Beware The Pleading Admission!
"Beware the Jabberwock, my son!
The jaws that bite, the claws that catch!”
Plaintiffs/Respondents alleged Defendants/Appellants misrepresented they could raise sponsorship financing necessary for Plaintiffs to produce reality television shows, produced the show entitled “The Players Club” at considerable expense, and learned the financing was not forthcoming. Plaintiffs alleged negligence, fraud, misrepresentation, breach of contract, and breach of the implied covenant of good faith and fair dealing, seeking $3 million in damages, minus a $750,000 commission. Defendants sought, unsuccessfully, to compel arbitration, and appealed the order denying their request. Baseball-Players Club, LLC v. Brand-In Entertainment, LLC, Case No. B251173 (2/4 Sept. 2, 2014) (Epstein, Manella, Edmon) (unpublished).
The interesting wrinkle in this case is that both sides treated allegations in Plaintiffs’ unverified complaint as binding judicial admissions. In that unverified complaint, Plaintiffs referenced three reality shows, while claiming subsequently they were only seeking damages for The Players Club. The arbitration provision, however, did not mention The Players Club.
You can see where this is heading: Plaintiffs alleged they were not bound to arbitrate, because they only sought damages related to The Players Club, a reality show not mentioned by the arbitration provisions. Defendants, however, tried to stick Plaintiffs with judicial admissions, based on the complaint, that all three reality shows were implicated in the dispute, and therefore somehow covered by the various arbitration clauses.
Agreeing with Plaintiffs (and the trial court) that The Players Club dispute was not covered by an arbitration clause, the Court of Appeal explained that the doctrine that judicial admissions place factual allegations beyond dispute does not “apply when the admissions have been superseded by amendment, particularly when the original pleading is unverified. . . . To the extent respondents represent their claims are limited to ‘The Players Club,’ they have abandoned any alleged dispute regarding ‘The Natural’ or ‘Bragging Rights.’” Thus, the Court of Appeal has saved Plaintiffs from being ensnared by their own pleadings, while at the same time clarifying Plaintiffs have abandoned any claims that might have been covered by an arbitration clause.

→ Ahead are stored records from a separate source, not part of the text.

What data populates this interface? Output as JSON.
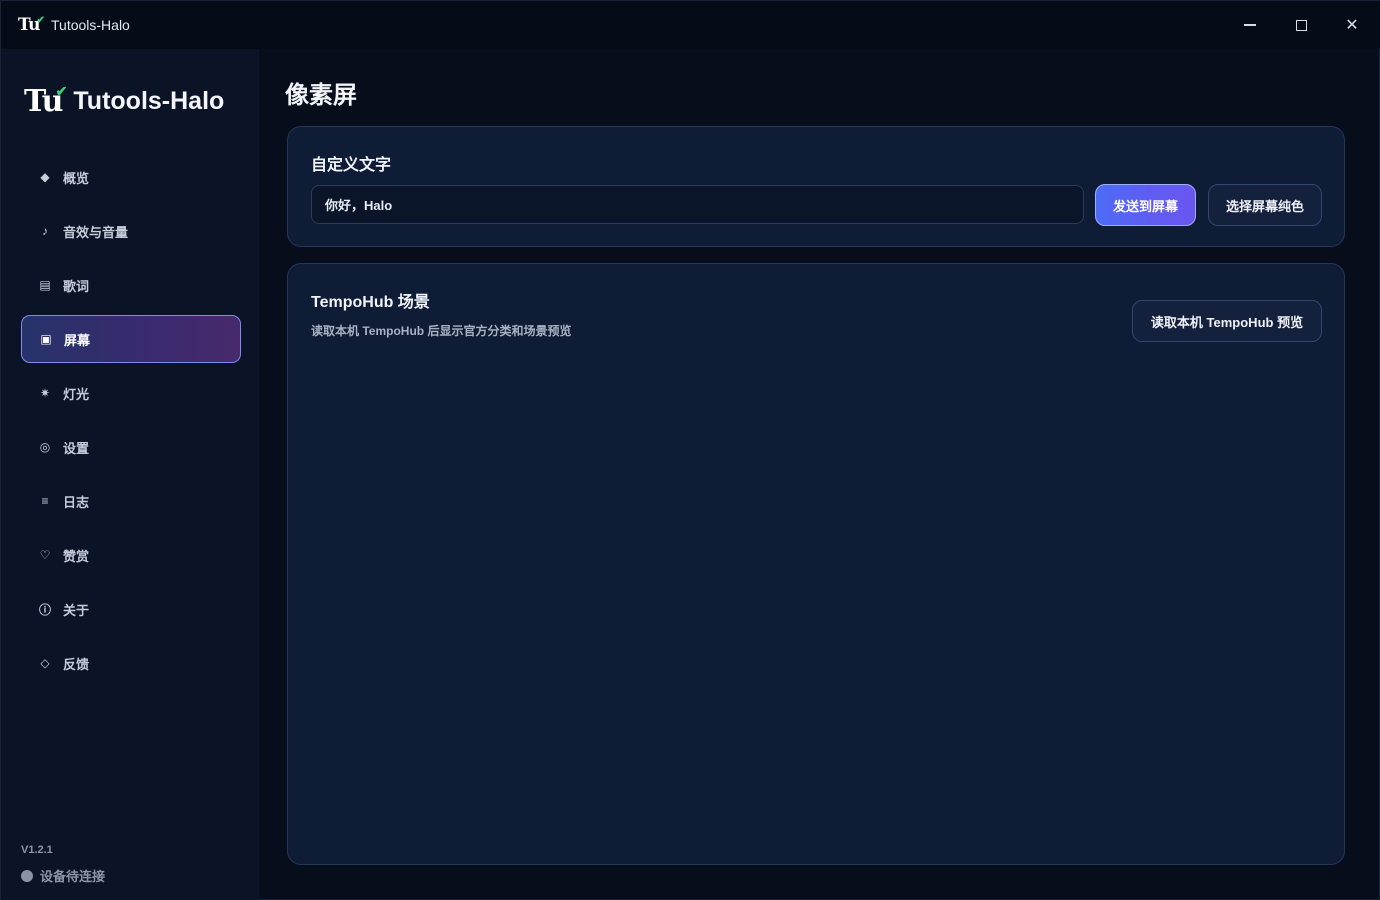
{
  "titlebar": {
    "title": "Tutools-Halo",
    "logo_text": "Tu",
    "minimize_icon": "minimize-icon",
    "maximize_icon": "maximize-icon",
    "close_icon": "close-icon",
    "close_glyph": "✕"
  },
  "sidebar": {
    "brand_logo": "Tu",
    "brand_name": "Tutools-Halo",
    "items": [
      {
        "label": "概览",
        "icon": "diamond-icon",
        "glyph": "◆"
      },
      {
        "label": "音效与音量",
        "icon": "music-note-icon",
        "glyph": "♪"
      },
      {
        "label": "歌词",
        "icon": "lyrics-icon",
        "glyph": "▤"
      },
      {
        "label": "屏幕",
        "icon": "screen-icon",
        "glyph": "▣",
        "active": true
      },
      {
        "label": "灯光",
        "icon": "light-icon",
        "glyph": "✷"
      },
      {
        "label": "设置",
        "icon": "settings-icon",
        "glyph": "◎"
      },
      {
        "label": "日志",
        "icon": "log-icon",
        "glyph": "≡"
      },
      {
        "label": "赞赏",
        "icon": "heart-icon",
        "glyph": "♡"
      },
      {
        "label": "关于",
        "icon": "info-icon",
        "glyph": "ⓘ"
      },
      {
        "label": "反馈",
        "icon": "feedback-icon",
        "glyph": "◇"
      }
    ],
    "version": "V1.2.1",
    "status": "设备待连接"
  },
  "main": {
    "page_title": "像素屏",
    "custom_text_card": {
      "title": "自定义文字",
      "input_value": "你好，Halo",
      "send_button": "发送到屏幕",
      "color_button": "选择屏幕纯色"
    },
    "tempohub_card": {
      "title": "TempoHub 场景",
      "description": "读取本机 TempoHub 后显示官方分类和场景预览",
      "read_button": "读取本机 TempoHub 预览"
    }
  },
  "colors": {
    "accent": "#5f5cf2",
    "active_nav_border": "#7c8cf0",
    "card_bg": "#0f1c35",
    "status_dot": "#8a93a6"
  }
}
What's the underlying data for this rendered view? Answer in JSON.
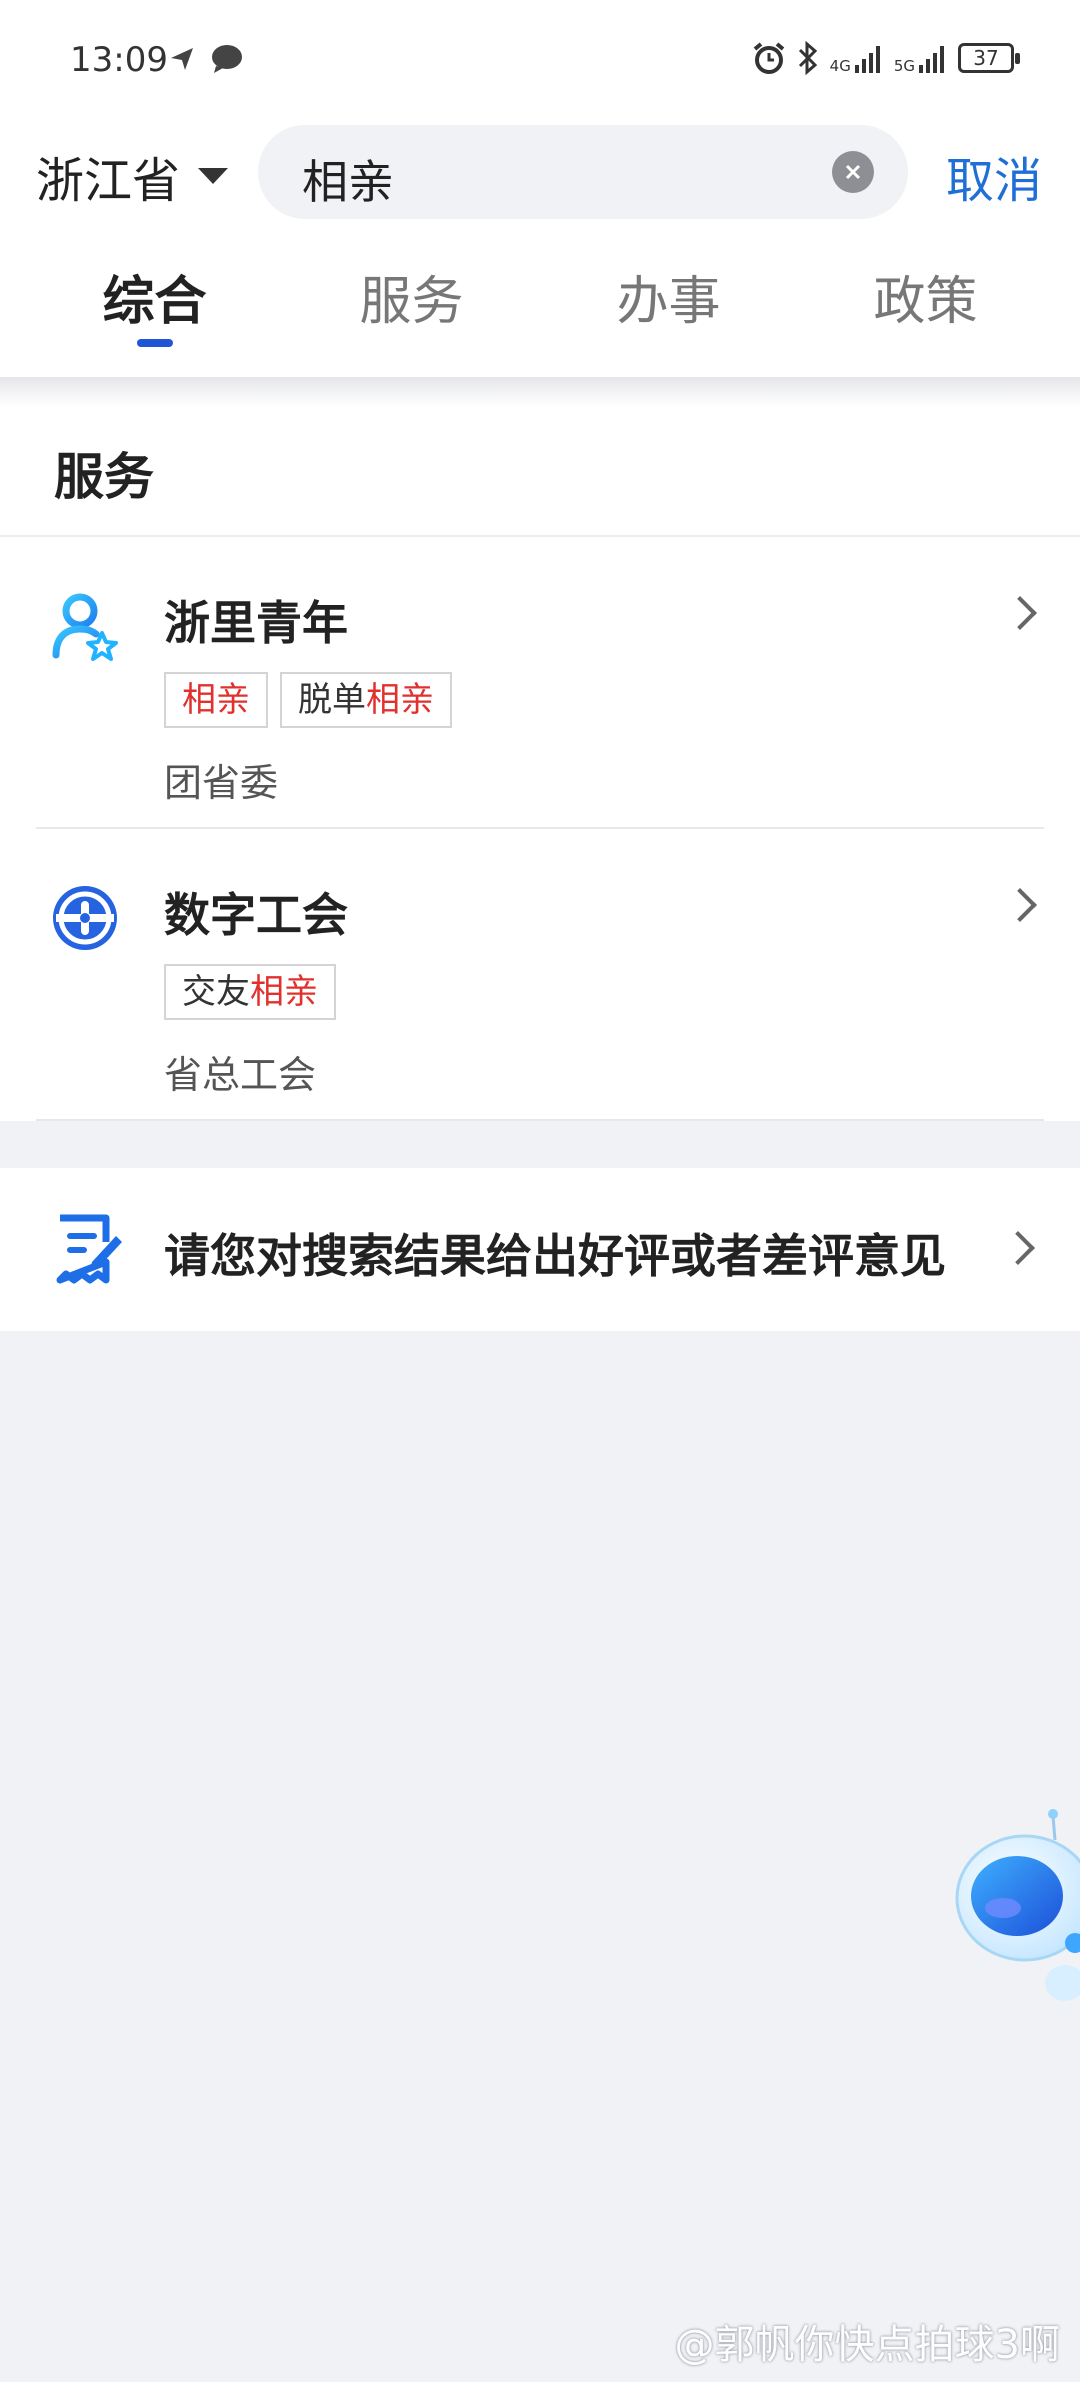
{
  "status_bar": {
    "time": "13:09",
    "battery": "37",
    "net1": "4G",
    "net2": "5G"
  },
  "search": {
    "province": "浙江省",
    "query": "相亲",
    "cancel_label": "取消"
  },
  "tabs": [
    {
      "label": "综合",
      "active": true
    },
    {
      "label": "服务",
      "active": false
    },
    {
      "label": "办事",
      "active": false
    },
    {
      "label": "政策",
      "active": false
    }
  ],
  "services": {
    "title": "服务",
    "items": [
      {
        "name": "浙里青年",
        "tags": [
          {
            "prefix": "",
            "highlight": "相亲"
          },
          {
            "prefix": "脱单",
            "highlight": "相亲"
          }
        ],
        "org": "团省委"
      },
      {
        "name": "数字工会",
        "tags": [
          {
            "prefix": "交友",
            "highlight": "相亲"
          }
        ],
        "org": "省总工会"
      }
    ]
  },
  "feedback": {
    "text": "请您对搜索结果给出好评或者差评意见"
  },
  "watermark": "@郭帆你快点拍球3啊",
  "colors": {
    "accent": "#1f6fd6",
    "highlight": "#e0312e",
    "tab_indicator": "#1f55d6"
  }
}
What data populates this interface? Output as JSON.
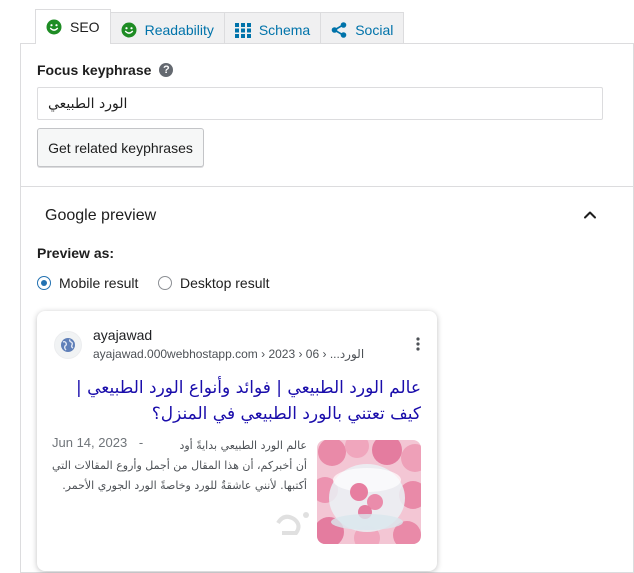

Note: In an April 18, 2013 post, I wrote about another case in which a party seeking to avoid arbitration managed to avoid a binding judicial admission. Barsegian v. Kessler & Kessler, 215 Cal.App.4th 446 (2013) (partially certified for publication). In Barsegian, at oral argument, the defendant seeking to compel arbitration based on plaintiff’s allegation of agency, also made it clear it was reserving its right to argue it was not bound by the allegation of agency. Absent the agreement of the opposing party seeking a binding judicial admission, the court was not willing to treat the pleading as an admission.